Starring: Andrew Garfield, Florence Pugh, Grace Delaney, Lee Braithwaite
Distributor: StudioCanal
Runtime: 108 mins. Reviewed in Jan 2025
Reviewer: Fr Peter Malone msc
After an unusual encounter, a talented chef and a recent divorcée fall in love and build the home and family they’ve always dreamed of, until a painful truth puts their love story to the test.
We live in time, moment by moment, day by day, year by year, a linear progress. But, in time, we also have the capacity for moving backwards and forwards in our memories.
It is important to note this for this film because rather than the linear progress of a couple meeting, falling in love, having a child, coping with illness, the screenplay moves backwards and forwards, sometimes disconcertingly with the audience having to be alert to appreciate at which period in time the action is taking place. Which means that the experience for the audience is not immersive as a linear exposition would offer, but, rather, a variety of responses as we move backwards and forwards in time for insights and comparisons.

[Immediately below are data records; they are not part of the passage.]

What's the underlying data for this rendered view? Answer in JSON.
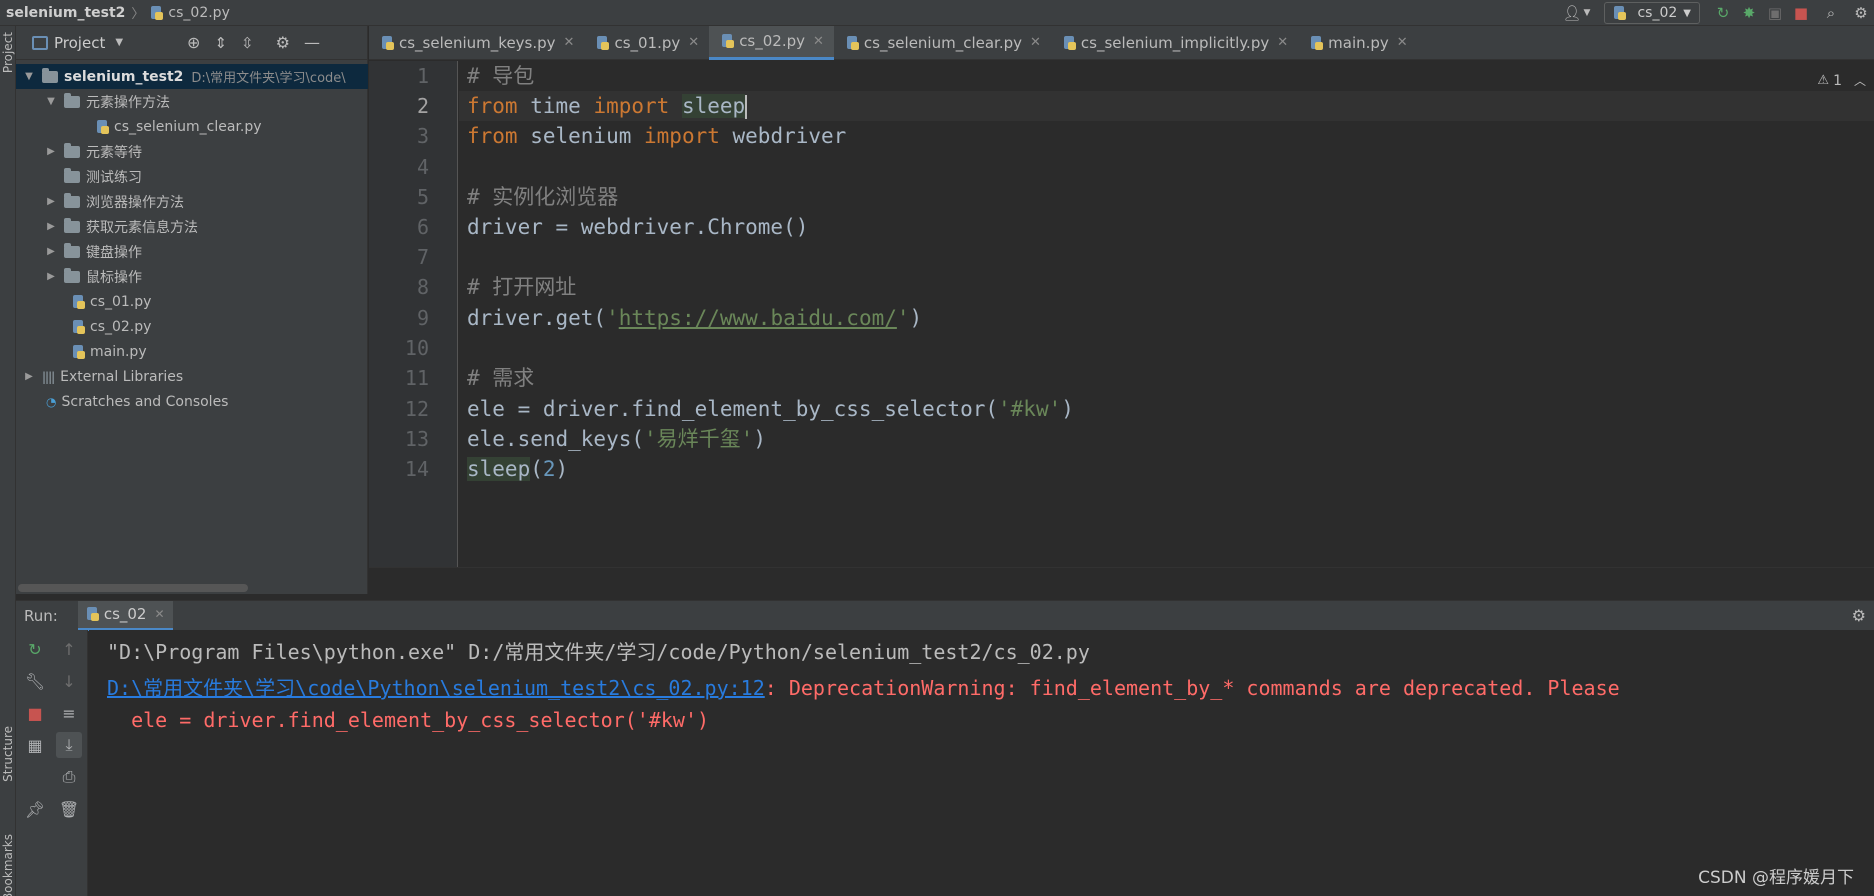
{
  "breadcrumb": {
    "project": "selenium_test2",
    "file": "cs_02.py"
  },
  "toolbar": {
    "run_config": "cs_02"
  },
  "left_stripe": {
    "project_label": "Project",
    "structure_label": "Structure",
    "bookmarks_label": "Bookmarks"
  },
  "project_panel": {
    "title": "Project",
    "root": {
      "name": "selenium_test2",
      "path": "D:\\常用文件夹\\学习\\code\\"
    },
    "items": [
      {
        "label": "元素操作方法"
      },
      {
        "label": "cs_selenium_clear.py"
      },
      {
        "label": "元素等待"
      },
      {
        "label": "测试练习"
      },
      {
        "label": "浏览器操作方法"
      },
      {
        "label": "获取元素信息方法"
      },
      {
        "label": "键盘操作"
      },
      {
        "label": "鼠标操作"
      },
      {
        "label": "cs_01.py"
      },
      {
        "label": "cs_02.py"
      },
      {
        "label": "main.py"
      },
      {
        "label": "External Libraries"
      },
      {
        "label": "Scratches and Consoles"
      }
    ]
  },
  "editor_tabs": [
    {
      "label": "cs_selenium_keys.py"
    },
    {
      "label": "cs_01.py"
    },
    {
      "label": "cs_02.py"
    },
    {
      "label": "cs_selenium_clear.py"
    },
    {
      "label": "cs_selenium_implicitly.py"
    },
    {
      "label": "main.py"
    }
  ],
  "editor": {
    "warning_count": "1",
    "line_numbers": [
      "1",
      "2",
      "3",
      "4",
      "5",
      "6",
      "7",
      "8",
      "9",
      "10",
      "11",
      "12",
      "13",
      "14"
    ],
    "code": {
      "l1": "# 导包",
      "l2_kw1": "from",
      "l2_mod": " time ",
      "l2_kw2": "import",
      "l2_name": "sleep",
      "l3_kw1": "from",
      "l3_mod": " selenium ",
      "l3_kw2": "import",
      "l3_name": " webdriver",
      "l5": "# 实例化浏览器",
      "l6": "driver = webdriver.Chrome()",
      "l8": "# 打开网址",
      "l9_a": "driver.get(",
      "l9_q1": "'",
      "l9_url": "https://www.baidu.com/",
      "l9_q2": "'",
      "l9_b": ")",
      "l11": "# 需求",
      "l12_a": "ele = driver.find_element_by_css_selector(",
      "l12_s": "'#kw'",
      "l12_b": ")",
      "l13_a": "ele.send_keys(",
      "l13_s": "'易烊千玺'",
      "l13_b": ")",
      "l14_a": "sleep",
      "l14_b": "(",
      "l14_n": "2",
      "l14_c": ")"
    }
  },
  "run_panel": {
    "label": "Run:",
    "tab": "cs_02",
    "console": {
      "line1": "\"D:\\Program Files\\python.exe\" D:/常用文件夹/学习/code/Python/selenium_test2/cs_02.py",
      "line2_link": "D:\\常用文件夹\\学习\\code\\Python\\selenium_test2\\cs_02.py:12",
      "line2_msg": ": DeprecationWarning: find_element_by_* commands are deprecated. Please",
      "line3": "  ele = driver.find_element_by_css_selector('#kw')"
    }
  },
  "watermark": "CSDN @程序媛月下",
  "colors": {
    "accent": "#4a88c7",
    "keyword": "#cc7832",
    "string": "#6a8759",
    "comment": "#808080",
    "error": "#ff6b68",
    "link": "#287bde"
  },
  "icons": [
    "user-icon",
    "rerun-icon",
    "debug-icon",
    "coverage-icon",
    "stop-icon",
    "search-icon",
    "settings-icon",
    "locate-icon",
    "expand-all-icon",
    "collapse-all-icon",
    "gear-icon",
    "minimize-icon"
  ]
}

And, with living in time meaning from birth to death, this film is very strong in an unusual and sometimes graphic (but happy) birth sequence as well as a contemplation of illness and death.

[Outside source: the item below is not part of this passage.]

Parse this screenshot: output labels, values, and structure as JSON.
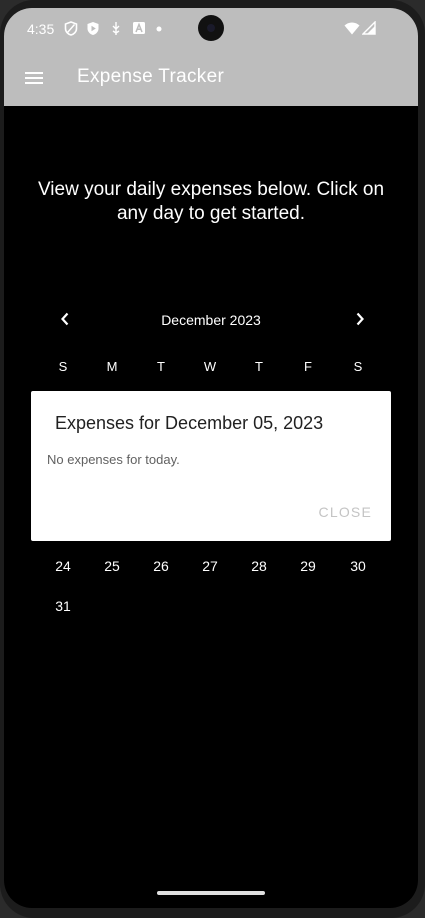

The direction by Crowley (Brooklyn, The Goldfinch) gives strong opportunities for performance by the two stars. Tobias (Garfield) meets Almut (Pugh) when she knocks him down in her car – not the most propitious of meetings. In fact, this is very much Pugh’s film. Her strong screen presence has been shown in a range of films – comedies, dramas and even Marvel Universe action movies. She dominates We Live in Time with her personality, her moods, her skills as a chef, her pregnancy and the challenge of the birth, her love for her daughter and then her having to face serious cancer.

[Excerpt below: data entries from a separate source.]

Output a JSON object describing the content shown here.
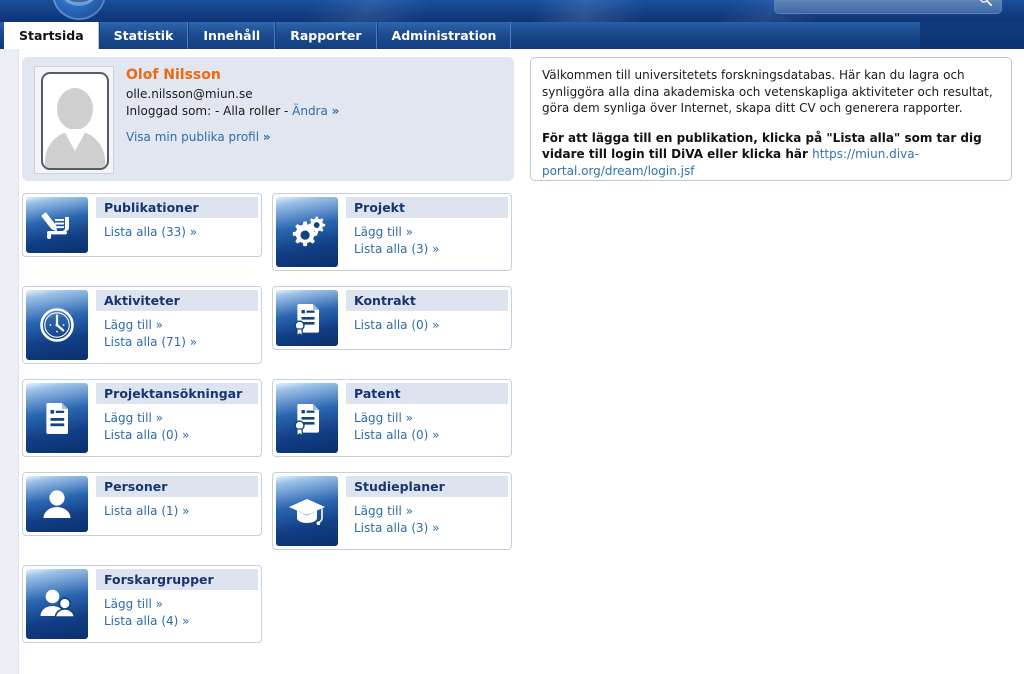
{
  "header": {
    "logo_icon": "university-seal-logo",
    "search": {
      "value": "",
      "placeholder": "",
      "icon": "search-icon"
    }
  },
  "tabs": [
    {
      "label": "Startsida",
      "active": true
    },
    {
      "label": "Statistik",
      "active": false
    },
    {
      "label": "Innehåll",
      "active": false
    },
    {
      "label": "Rapporter",
      "active": false
    },
    {
      "label": "Administration",
      "active": false
    }
  ],
  "profile": {
    "avatar_icon": "default-user-avatar",
    "name": "Olof Nilsson",
    "email": "olle.nilsson@miun.se",
    "role_prefix": "Inloggad som: - Alla roller - ",
    "role_change_label": "Ändra",
    "public_profile_label": "Visa min publika profil",
    "chevron": "»"
  },
  "welcome": {
    "paragraph": "Välkommen till universitetets forskningsdatabas. Här kan du lagra och synliggöra alla dina akademiska och vetenskapliga aktiviteter och resultat, göra dem synliga över Internet, skapa ditt CV och generera rapporter.",
    "bold_text": "För att lägga till en publikation, klicka på \"Lista alla\" som tar dig vidare till login till DiVA eller klicka här",
    "url": "https://miun.diva-portal.org/dream/login.jsf"
  },
  "cards": [
    {
      "title": "Publikationer",
      "icon": "publication-scroll-pen-icon",
      "links": [
        "Lista alla (33) »"
      ]
    },
    {
      "title": "Projekt",
      "icon": "gears-icon",
      "links": [
        "Lägg till »",
        "Lista alla (3) »"
      ]
    },
    {
      "title": "Aktiviteter",
      "icon": "clock-icon",
      "links": [
        "Lägg till »",
        "Lista alla (71) »"
      ]
    },
    {
      "title": "Kontrakt",
      "icon": "document-seal-icon",
      "links": [
        "Lista alla (0) »"
      ]
    },
    {
      "title": "Projektansökningar",
      "icon": "document-icon",
      "links": [
        "Lägg till »",
        "Lista alla (0) »"
      ]
    },
    {
      "title": "Patent",
      "icon": "document-seal-icon",
      "links": [
        "Lägg till »",
        "Lista alla (0) »"
      ]
    },
    {
      "title": "Personer",
      "icon": "person-icon",
      "links": [
        "Lista alla (1) »"
      ]
    },
    {
      "title": "Studieplaner",
      "icon": "graduation-cap-icon",
      "links": [
        "Lägg till »",
        "Lista alla (3) »"
      ]
    },
    {
      "title": "Forskargrupper",
      "icon": "two-people-icon",
      "links": [
        "Lägg till »",
        "Lista alla (4) »"
      ]
    }
  ],
  "colors": {
    "banner_blue": "#123f86",
    "accent_orange": "#ee6a11",
    "link_blue": "#2e6ca8",
    "card_title_bg": "#dde4f0",
    "card_title_text": "#17356e",
    "panel_grey": "#e2e6f1"
  }
}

Moving backwards and forwards in time, we do have the opportunity to appreciate Almut’s response to her illness in the light of her previous activities, approaches to life. And, while she is fully alive with her husband and child, her skills as a cook, a chef, are significant, propelling her, even as she is sick, to join in the UK team in a chef’s competition in Italy.
The film has a strong female sensibility (though written and directed by men), inviting an empathy with Almut, not always liking her, irritated sometimes with her, but also in admiration of how she deals with life and life challenging situations.